Car, la mort d'Abdelmalek Droukdel, le chef d'Al-Qaïda pour le Maghreb Islamique (AQMI), est entourée de plusieurs "zones d'ombres" dont l’existence met à nu le jeu trouble des généraux algériens. Sinon, comment expliquer que "le jihadiste le plus recherché d’Afrique du Nord" a traversé "deux mille kilomètres de territoire algérien avant d’être tué par la France au Mali?"

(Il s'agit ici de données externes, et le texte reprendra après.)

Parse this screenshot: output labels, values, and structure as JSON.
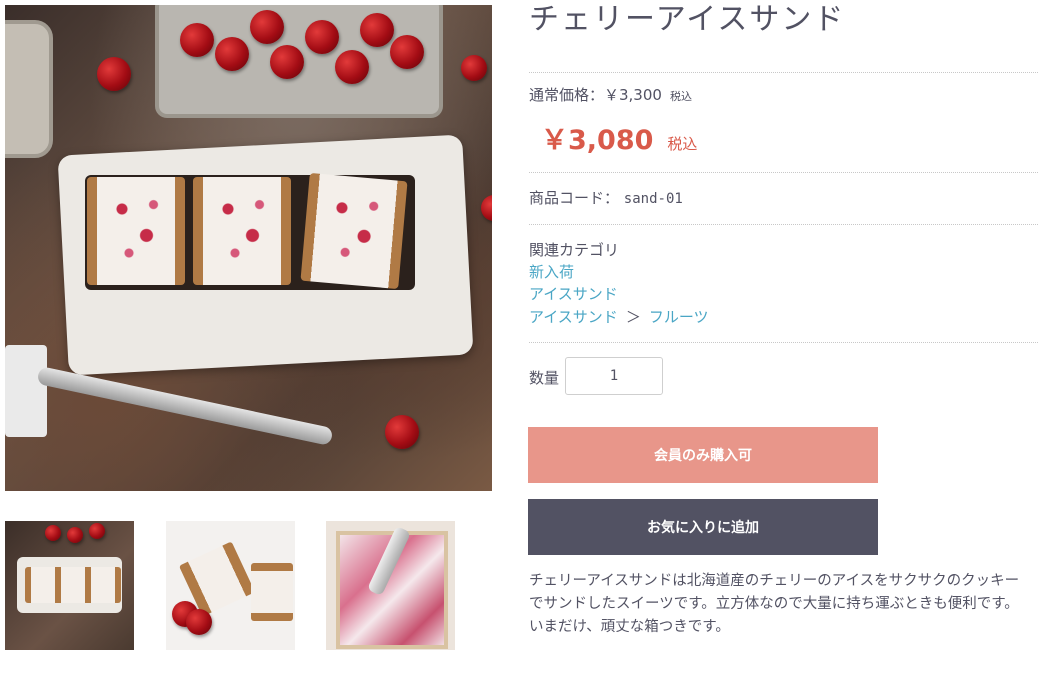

D'ailleurs, c'est par un silence long et gêné que les autorités algériennes ont réagi à l'annonce de la "neutralisation" par la France, avec l'aide des Etats-Unis, de "cet homme traqué depuis 27 ans" et "condamné à mort cinq fois par contumace", souligne Le Monde. Leur réaction ne viendra que le 9 juin, avec une laconique déclaration de la présidence algérienne plaçant son élimination dans "un contexte international" de "lutte contre le terrorisme".

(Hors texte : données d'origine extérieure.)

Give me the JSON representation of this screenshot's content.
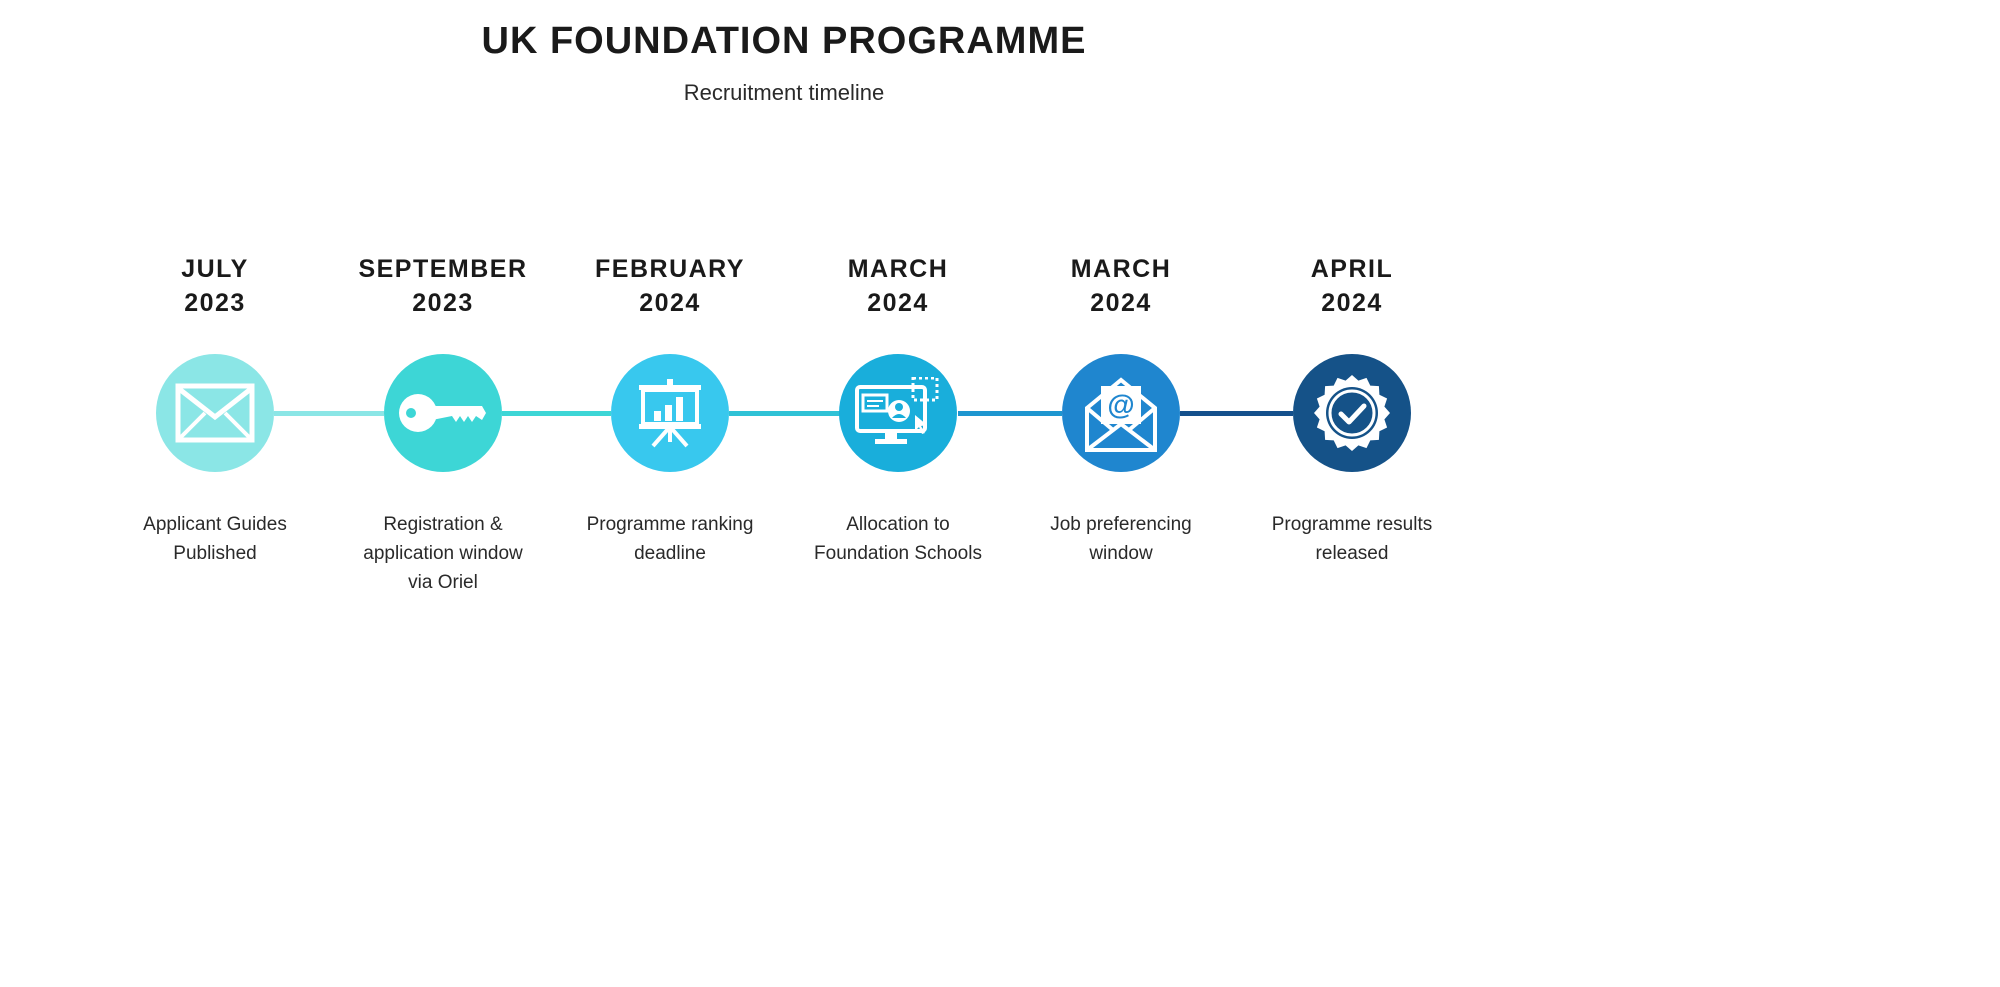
{
  "header": {
    "title": "UK FOUNDATION PROGRAMME",
    "subtitle": "Recruitment timeline"
  },
  "steps": [
    {
      "month": "JULY",
      "year": "2023",
      "label": "Applicant Guides Published",
      "icon": "envelope-icon",
      "color": "#8be6e6"
    },
    {
      "month": "SEPTEMBER",
      "year": "2023",
      "label": "Registration & application window via Oriel",
      "icon": "key-icon",
      "color": "#3dd6d6"
    },
    {
      "month": "FEBRUARY",
      "year": "2024",
      "label": "Programme ranking deadline",
      "icon": "presentation-chart-icon",
      "color": "#38c8ee"
    },
    {
      "month": "MARCH",
      "year": "2024",
      "label": "Allocation to Foundation Schools",
      "icon": "computer-profile-icon",
      "color": "#19aedb"
    },
    {
      "month": "MARCH",
      "year": "2024",
      "label": "Job preferencing window",
      "icon": "email-at-icon",
      "color": "#1f86cf"
    },
    {
      "month": "APRIL",
      "year": "2024",
      "label": "Programme results released",
      "icon": "badge-check-icon",
      "color": "#155288"
    }
  ],
  "connector_colors": [
    "#8be6e6",
    "#3dd6d6",
    "#2fc2d6",
    "#1e96d0",
    "#14508c"
  ]
}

Néanmoins, l'irritation d'Alger s'est manifestée de manière détournée quand quelques jours après la disparition de Droukdel, elle s'empresse de prendre pour prétexte un banal reportage sur le Hirak diffusée par les chaînes de France Télévisions pour "susciter une crise complètement artificielle avec Paris, en ordonnant le rappel de son ambassadeur".

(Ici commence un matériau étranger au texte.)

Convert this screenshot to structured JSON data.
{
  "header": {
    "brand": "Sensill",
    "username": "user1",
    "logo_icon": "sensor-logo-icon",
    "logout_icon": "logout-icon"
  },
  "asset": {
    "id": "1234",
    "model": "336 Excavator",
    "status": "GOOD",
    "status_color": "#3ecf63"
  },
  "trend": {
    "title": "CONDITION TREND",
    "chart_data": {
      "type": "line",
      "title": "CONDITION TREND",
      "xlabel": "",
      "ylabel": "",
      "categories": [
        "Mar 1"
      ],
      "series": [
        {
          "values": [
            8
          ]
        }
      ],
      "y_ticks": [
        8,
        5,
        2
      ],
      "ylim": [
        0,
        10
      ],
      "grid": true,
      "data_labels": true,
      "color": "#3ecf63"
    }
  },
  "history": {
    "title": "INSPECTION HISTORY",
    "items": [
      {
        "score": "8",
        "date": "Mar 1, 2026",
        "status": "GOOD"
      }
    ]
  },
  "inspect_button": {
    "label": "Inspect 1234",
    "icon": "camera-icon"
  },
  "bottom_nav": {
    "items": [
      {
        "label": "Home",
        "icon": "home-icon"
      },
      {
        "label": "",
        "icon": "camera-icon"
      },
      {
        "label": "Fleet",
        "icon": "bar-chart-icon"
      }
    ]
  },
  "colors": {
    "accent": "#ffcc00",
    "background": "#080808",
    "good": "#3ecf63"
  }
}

Evidemment, si les autorités algériennes ont été à ce point embarrassées, c'est parce que, selon Le Monde toujours, elles ne trouvent aucune réponse à donner à "une série de questions pour le moins troublantes".

"Comment Droukdel, à la tête d’un maquis jihadiste dans les montagnes de Kabylie depuis deux décennies, a-t-il bien pu traverser l’Algérie du nord au sud? Comment l’ennemi public numéro un des forces algériennes de sécurité est-il parvenu à franchir les quelque deux mille kilomètres d’un tel trajet? Comment a-t-il pu esquiver les barrages et les contrôles d’un territoire aussi quadrillé? De quelles complicités en termes de logistique et de transport a-t-il pu disposer pour accomplir une aussi longue traversée? Comment, enfin, a-t-il pu franchir la frontière avec le Mali que l’armée algérienne est censée surveiller avec le plus grand soin pour justement éviter les infiltrations jihadistes sur son propre territoire?", se demande l'auteur de l'analyse.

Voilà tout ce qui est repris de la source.